Um novo Dia dos Heróis? A questão não é a data, diz analista
3 de fevereiro de 2025Moçambique assinalou hoje o Dia dos Heróis. A propósito da efeméride, o ex-candidato presidencial Venâncio Mondlane defendeu a definição de 18 de março como o "novo Dia dos Heróis em Moçambique".
18 de março de 2023 ficou marcado por forte repressão policial em marchas pacíficas em homenagem ao falecido 'rapper' de intervenção social Azagaia. Na apresentação do seu segundo "decreto presidencial", Mondlane defendeu ainda a adoção de uma nova lista de heróis nacionais.
Em entrevista à DW, o analista político Ricardo Raboco sublinha que a questão central não deve prender-se com a data, mas sim com "um debate inclusivo da ideia de herói nacional". Seja como for, Raboco frisa que o decreto presidencial de Mondlane "não tem eficácia jurídica".
DW África: O que acha da proposta de Venâncio Mondlane, que diz que 18 de março deve ser o "novo Dia dos Heróis em Moçambique"?
Ricardo Raboco (RR): Para mim, a questão central não deve ser a data, porque se tem sempre de pegar num marco histórico.
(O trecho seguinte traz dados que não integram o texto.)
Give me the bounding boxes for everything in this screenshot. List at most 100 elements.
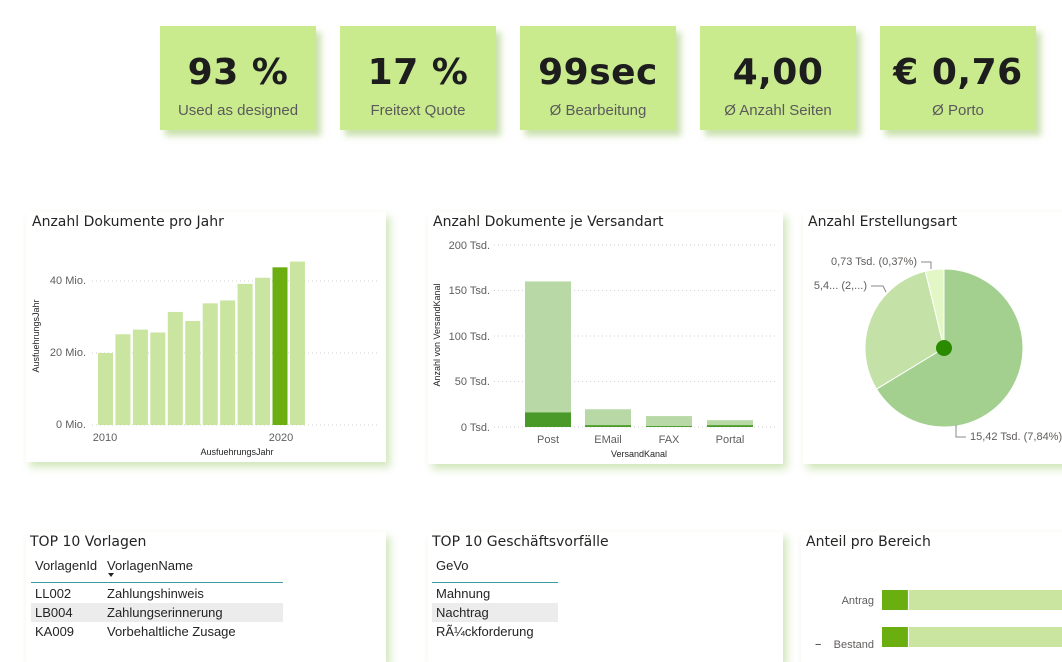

O aspeto essencial desse debate tem a ver com o conceito e a forma como se construiu a ideia de "herói".
Durante muito tempo, a ideia de "herói" tem-se acoplado a um contexto específico, da luta de libertação nacional. [Mas] há muito que se questiona se, além da heroicidade ligada à luta de libertação nacional, não temos, entretanto, outros grandes contributos que revolucionaram por completo este país.
DW África: Mondlane chama para o lugar de "heróis" o movimento jovem que encabeça a designada "geração 18 de março". Faz sentido que assim seja?
RR: Ainda é demasiado cedo para os considerar "heróis". Há um tempo que se tentou dividir a sociedade moçambicana em gerações - a famosa geração "8 de março"… Estes também são heróis, mas há também aqueles que lutaram, seja combatendo pela democracia, seja pela defesa da soberania nacional.
Estes grupos podem ser considerados heróis, mas tem também aqueles que souberam gerir a transição do país de um conflito violento para o processo de paz. Neste grupo, todos devem ser glorificados como heróis. E nas lutas sociais quotidianas, também pode [haver] heróis. Então, para mim, a questão não é eliminar alguns e dizer que já não são heróis.
Caso haja um consenso nacional de que o 3 de fevereiro reflete eventualmente as lutas de um grupo específico e não mexe com toda a sociedade, pode-se mudar as datas – desde que seja por um consenso.
DW África: No entanto, a partir do decreto, Mondlane determina essa nova data, onde inclusive pede que as pessoas não trabalhem, para que possam celebrar. Reconhece legitimidade nesse decreto? Até que ponto essa alteração da data poderá efetivar-se?
RR: Eu penso que essa é uma estratégia de pressão. Venâncio Mondlane é um político.
Do ponto de vista legal, nós sabemos quem deve produzir um decreto. Há uma instância que tem competência para isso e, fora desta instância, não há outro instrumento que permita a eficácia de um "decreto" no nosso ordenamento jurídico.
Este decreto [de Venâncio Mondlane] não tem eficácia jurídica. Mas pode ter eficácia social por conta do séquito de seguidores que Venâncio Mondlane tem. Eles podem ouvi-lo e podem acatar, mas o "decreto" não terá efeitos nenhuns.
DW África: Concorda então com a Procuradoria-Geral da República, quando abre processos contra "decretos presidenciais" de Mondlane, que alega que subvertem os princípios do Estado?
RR: Ao aparecerem com processos contra Venâncio Mondlane, mas não contra entidades públicas que cometem crimes públicos, a Procuradoria-Geral da República começa a ser suspeita. Aí eu não concordaria com a conduta da PGR, que mais uma vez demonstra que a lei em Moçambique não é cega. Tem olhos para ver uns, mas fecha os olhos para os outros.